Monday, 6 July 2009


When Matt and I drafted our report on the BERL study, we sent it on to BERL for comment. Reverse engineering anything like this can't be done perfectly, and we didn't have access to their underlying workings, so we were looking for any bits where we misunderstood what BERL was doing. The only reply we received was that they didn't have time to look at it. So, we released it. Wednesday night, I had the chance to chat with Adrian Slack, the study's main author. He pointed out lots of areas of disagreement. On some of these, like that someone going to a company-sponsored Christmas party imposes an externality on his employer if he shows up at work hung over the next day, we're not going to agree. But, on two points, I think he was right. And so I sent him an email Sunday (or, rather, Matt did as I haven't his email address) telling him so and showing the effect on the final figures. Here are the two corrections.

First, we misinterpreted Rayner on excess unemployment. But, correcting it adds almost nothing to our overall costs. Rayner argues that about 5.15% (he uses measures for prevalence rates of 4.3% and 6%) of the working age population suffers reduced employment rates due to alcohol use. The 2004 working age population was 3,094,400. The employment rate in 2004 was 63%. So, the employment rate among 159,362 individuals was ten percentage points lower, for a workforce reduction of 15,936 individuals. BERL argued for reduced employment of 31,100 workers; we apply Rayner and get about 16,000 (our first estimate was 9,200). BERL gave a cost measure of $877.5 million. Of that, $469.25 was forgone earnings and the rest was multiplier. So, to adjust BERL's figure, we just apply the fraction [15,936/31100] to their measure of forgone earnings, [update: and make a minor adjustment for cohort heterogeneity] then inflate by our preferred 1.1 multiplier rather than their preferred 1.87 multiplier. Our costs on this measure then are $192 million in private costs and $19 million in external costs (where we'd previously said $11.1 million in external costs). So, we increase our policy-relevant costs measure by about $8 million.

There's one other bit worth noting in Rayner, that BERL chose to ignore: Rayner says that applying the full wage costs is the upper bound, not the lower bound.

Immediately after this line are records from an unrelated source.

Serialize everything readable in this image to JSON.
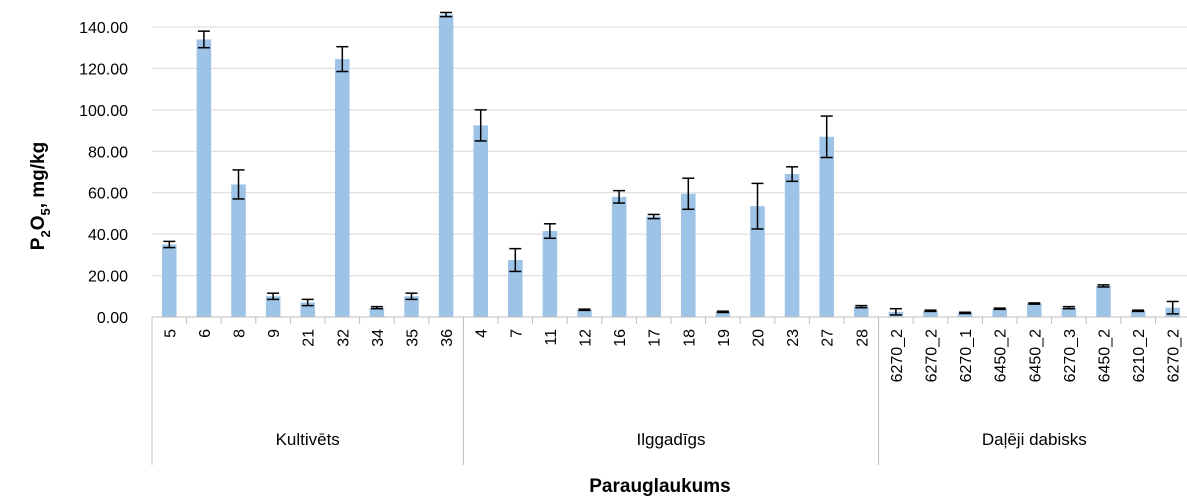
{
  "chart_data": {
    "type": "bar",
    "ylabel_main": "P",
    "ylabel_sub1": "2",
    "ylabel_mid": "O",
    "ylabel_sub2": "5",
    "ylabel_tail": ", mg/kg",
    "xlabel": "Parauglaukums",
    "ylim": [
      0,
      140
    ],
    "yticks": [
      "0.00",
      "20.00",
      "40.00",
      "60.00",
      "80.00",
      "100.00",
      "120.00",
      "140.00"
    ],
    "grid": true,
    "bar_color": "#9dc3e6",
    "groups": [
      {
        "name": "Kultivēts",
        "start": 0,
        "count": 9
      },
      {
        "name": "Ilggadīgs",
        "start": 9,
        "count": 12
      },
      {
        "name": "Daļēji dabisks",
        "start": 21,
        "count": 9
      }
    ],
    "categories": [
      "5",
      "6",
      "8",
      "9",
      "21",
      "32",
      "34",
      "35",
      "36",
      "4",
      "7",
      "11",
      "12",
      "16",
      "17",
      "18",
      "19",
      "20",
      "23",
      "27",
      "28",
      "6270_2",
      "6270_2",
      "6270_1",
      "6450_2",
      "6450_2",
      "6270_3",
      "6450_2",
      "6210_2",
      "6270_2"
    ],
    "values": [
      35,
      134,
      64,
      10,
      7,
      124.5,
      4.5,
      10,
      146,
      92.5,
      27.5,
      41.5,
      3.5,
      58,
      48.5,
      59.5,
      2.5,
      53.5,
      69,
      87,
      5,
      2.5,
      3,
      2,
      4,
      6.5,
      4.5,
      15,
      3,
      4.5
    ],
    "errors": [
      1.5,
      4,
      7,
      1.5,
      1.5,
      6,
      0.5,
      1.5,
      1,
      7.5,
      5.5,
      3.5,
      0.3,
      3,
      1,
      7.5,
      0.3,
      11,
      3.5,
      10,
      0.5,
      1.5,
      0.3,
      0.3,
      0.3,
      0.3,
      0.5,
      0.5,
      0.3,
      3
    ]
  }
}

Here's Rayner:
At one extreme, the economy is assumed to be at full employment, in the sense of output being subjected to a labour constraint. In this case, the loss of a person from the workforce means that the total output is reduced by the value of his/her marginal productivity, which will equal his/her gross wage if employers are profit maximizers.

The opposite extreme sees unemployment in the economy caused by demand constraint. The loss of a worker now has little output implications, since he/she can be replaced by another from those unemployed, at the cost of only a small initial retraining.
Rayner goes on to remind the reader that his use of the first assumption is an upper-bound estimate. So adding a 1.87 multiplier would be inappropriate, and so too is our 1.1 multiplier.

Second, we misread BERL on insurance overheads. It makes sense to see those as sitting alongside paid out claims on the right hand side of an equation where total paid premia are on the left hand side. But working to correct this gives us a number at substantial variance to BERL's. BERL lists insurance administration costs of $132.2 million. At page 123, BERL argues that alcohol-attributed car crashes cost $45 million in 2005/6; since car crashes make up a majority of all insurance claims, they then attribute half of all overhead costs to alcohol. Let's look to their claimed source, the Insurance Council of New Zealand. In 2006, total claims incurred were $1,609,672,399; business costs (overhead) were $762,889,565. Total "motor commercial and private" claims were $739,416,181. BERL says alcohol-attributed car crashes cost $45 million. This is 2.8% of all paid claims. 2.8% of total overhead costs is $21.3 million. If we add in property damage, we get a proportionate share of insurance administration of $28.3 million. I'm not sure how BERL arrived at its estimate of $132.2 million. We adjust upwards our cost measure from $0 to $28.3 million. I'll apportion all of this as being external assuming that insurance cannot adequately price for risk type on this margin; this is an upper bound assumption. If drunks have to pay more for car insurance, attenuate downwards our measure accordingly (or rather split some off into private costs).

So, total upwards adjustment: $36 million.

There's one other adjustment we need to make as well though. This one has been bothering me for some time, but I've only been able to check the figure today. I could earlier only find figures on excise taxes of $516 million. But I've seen them cited elsewhere as being much higher. I knew there was a portion collected by Customs as excise-equivalent duties, but I couldn't find the figure. Sam Direen points me to it (thanks!). I left out excise taxes collected of $197 million. We increase private costs of tax and external benefits of tax accordingly.

Net errata then: external costs increase $36 million, external benefits increase by $197 million. We previously found net external costs of $146.3 million. The careful reader will note that we now have a positive figure: net external benefits totaling $37.8 million. We apologize for any inconvenience our overestimate of the net external costs of alcohol may have caused any of our loyal readers. I wouldn't go out on a limb and claim that there are strong net external benefits from alcohol; rather, I'd say that both figures were effectively zero given the margins of error in this kind of work.